Golpista fez muitas vítimas
A estimativa é de que mais de 90 pessoas tenham sido enganadas e o prejuízo total pode ultrapassar os R$ 90 mil. De acordo com o delegado Thiago Costa, o delegado fake já respondia por tentativa de feminicídio e tráfico de drogas, e estava foragido desde maio de 2024, quando saiu temporariamente e não retornou ao Conjunto Penal de Valença,
Foi com a ajuda de uma denúncia anônima que a equipe chegou até ele em Dias D’Ávila, onde morava com a companheira e um filho pequeno. “Quando a gente chegou na casa, ele me chamou pelo nome. E, durante o interrogatório, até perguntou como foi que eu consegui achar ele”, contou.

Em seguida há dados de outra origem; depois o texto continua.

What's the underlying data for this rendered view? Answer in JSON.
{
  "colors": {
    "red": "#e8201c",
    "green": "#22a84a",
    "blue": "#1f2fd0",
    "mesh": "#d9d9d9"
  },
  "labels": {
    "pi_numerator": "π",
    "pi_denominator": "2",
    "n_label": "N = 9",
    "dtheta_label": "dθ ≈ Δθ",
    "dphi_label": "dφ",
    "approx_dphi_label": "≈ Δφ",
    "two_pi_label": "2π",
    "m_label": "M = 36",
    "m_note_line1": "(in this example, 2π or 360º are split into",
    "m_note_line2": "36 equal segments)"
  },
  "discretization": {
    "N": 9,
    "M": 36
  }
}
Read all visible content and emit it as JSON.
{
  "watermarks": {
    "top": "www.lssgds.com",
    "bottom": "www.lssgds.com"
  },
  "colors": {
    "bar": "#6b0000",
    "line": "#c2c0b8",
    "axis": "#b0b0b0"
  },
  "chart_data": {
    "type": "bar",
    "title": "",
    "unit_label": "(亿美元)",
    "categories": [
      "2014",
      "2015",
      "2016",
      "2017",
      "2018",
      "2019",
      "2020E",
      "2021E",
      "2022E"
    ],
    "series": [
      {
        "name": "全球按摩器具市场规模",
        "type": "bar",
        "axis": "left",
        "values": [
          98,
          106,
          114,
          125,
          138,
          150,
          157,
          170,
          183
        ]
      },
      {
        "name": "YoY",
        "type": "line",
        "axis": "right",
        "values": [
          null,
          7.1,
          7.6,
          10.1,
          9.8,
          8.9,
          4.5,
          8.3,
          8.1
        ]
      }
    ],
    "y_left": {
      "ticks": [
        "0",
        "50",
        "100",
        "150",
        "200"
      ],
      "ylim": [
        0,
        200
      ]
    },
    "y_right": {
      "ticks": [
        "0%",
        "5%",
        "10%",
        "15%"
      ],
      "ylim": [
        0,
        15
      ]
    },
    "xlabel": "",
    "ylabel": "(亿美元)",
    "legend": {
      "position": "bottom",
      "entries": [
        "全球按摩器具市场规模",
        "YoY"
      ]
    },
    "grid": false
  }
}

“Não adianta confiar só em foto de perfil e história triste. O golpe está onde você menos espera. Não entregue nada antes de confirmar se o dinheiro caiu na conta. Ligue pro gerente, verifique o extrato. Não é só olhar o comprovante no WhatsApp, principalmente se a transação é feita com alguém desconhecido”, alertou Thiago.
Mais pessoas podem ter sido lesadas
“Se você mora em Feira de Santana, Santo Antônio de Jesus, São Sebastião do Passé ou qualquer cidade do interior e foi enganado pelo ‘Lucas Sena’, procure a Delegacia de Defesa do Consumidor, em Salvador. Vamos incluir esses casos no inquérito”, orientou sobre quem foi vítima do estelionatário.
Apesar da trama parecer saída de um roteiro de série, é tudo real. E, como lembra o delegado, “ele é um cara que aprendeu a fazer isso com outro preso, que ele chamou de ‘hack’. É um golpe com método, com estudo, com roteiro. Mas a conta chega.” E dessa vez, a conta chegou.